Le temps des bibliothèques scolaires et municipales, des librairies et des grandes éditions, des bouquinistes et des Kiosques dans les villes et les villages : tout simplement le temps de la lecture et de la culture plurielle, sans complexe et sans réticence. Le temps où le maitre d'école en blouse grise, était le notable et le modèle à suivre, au bout de l'instruction qu'il dispensait, la réussite sociale était certaine.

Le temps des trois séances quotidiennes de cinéma, des ciné-clubs, des affiches de films dans les artères principales des villes et villages, des veillées familiales autours d'une pièce radiophonique (TSF), d'émissions d'information ou de divertissement. Le temps du théâtre et des fêtes foraines, des diseurs de bonne aventure et des magiciens de rues et des Souks. Le temps des arracheurs de dents, des ''coupeurs'' de sang, des tatoueurs, des barbiers et coiffeurs en plein air, à la lame de rasoir et à la tondeuse mécanique.

Le temps où la bureaucratie et les passe-droits n'avaient pas de sens, la flamme de l'état embryonnaire forçait le respect de tous, ses représentants respectueux, élégants, propres, la chemise immaculée et la cravate de mise. Le temps où les agents de la force publique n'étaient pas chétifs, nains, frêles et binoclards, les postiers, les agents de (l'EGA) la Sonelgaz, les banquiers, les chauffeurs et contrôleurs de cars et de bus, les taxieurs en tenues parfaites et réglementaires. Le temps de l'obligation de sortir les poubelles à la tombée de la nuit et les faire rentrer avant le passage de l'arroseuse communale qui nettoyait les rues dès la levée du jour.

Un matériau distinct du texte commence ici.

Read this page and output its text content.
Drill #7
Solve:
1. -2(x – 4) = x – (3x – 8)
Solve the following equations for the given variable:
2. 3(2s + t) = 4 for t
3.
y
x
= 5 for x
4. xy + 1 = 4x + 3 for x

Le temps de la mercuriale qui affichait les prix officiels des fruits, légumes, viandes et poisson vendus dans les marchés couverts et poissonneries, les denrées bien achalandées, les lieux nets, propres et astiqués.

Le temps du lait de vache juste sorti du pie et encore chaud dans les bidons, de la galette de pain maison sortie avant midi du four à bois du boulanger, du café torréfié au feu de bois. Le temps du marchand ambulant de Mona et de beignets chauds arpentant au petit matin, les rues et venelles, des pommes d'amour toutes rouges et succulentes, du bonbon enroulé sur le mat et coupé au couteau de peintre. Le temps des petits moulins de quartiers qui sentaient le blé. Le temps des pompes d'huile alimentaire et de pétrole domestique. Le temps du charbonnier, du vendeur d'eau (Guerrab) à l'outre ointe à l'huile de cade, du troc des vieux vêtements contre de la vaisselle. Le temps des acheteurs de bouteilles vides de verres, de vieux journaux, de peaux de moutons, de vieux meubles et de bijoux. Le temps des cireurs de chaussures et de vendeurs de journaux à la criée. Le temps des marchands ambulants de tapis et de pacotilles. Le temps des réparateurs de tamis, des bassines en bois de couscous, de plateaux de cuivre, de théière et de tables basses. Le temps du cardage de laine, des teinturiers, des métiers à tisser, du crin et de la laine battue dans les matelas. Le temps des laveuses et repasseuses de linge au fer, chauffé au réchaud à pétrole. Le temps des laveuses de blé et rouleuses de couscous. Le temps du transport en calèches à ânes. Le temps où on ne connaissait pas les embouteillages et deux couples de policiers distraits devant des feux tricolores. Le temps des moissons du blé à la faucille, des lentilles, des pois-chiches et du riz algérien. Le temps de la cueillette et des vendanges. Le temps des poules et des œufs de campagne. Le temps où l'on mangeait bio et algérien.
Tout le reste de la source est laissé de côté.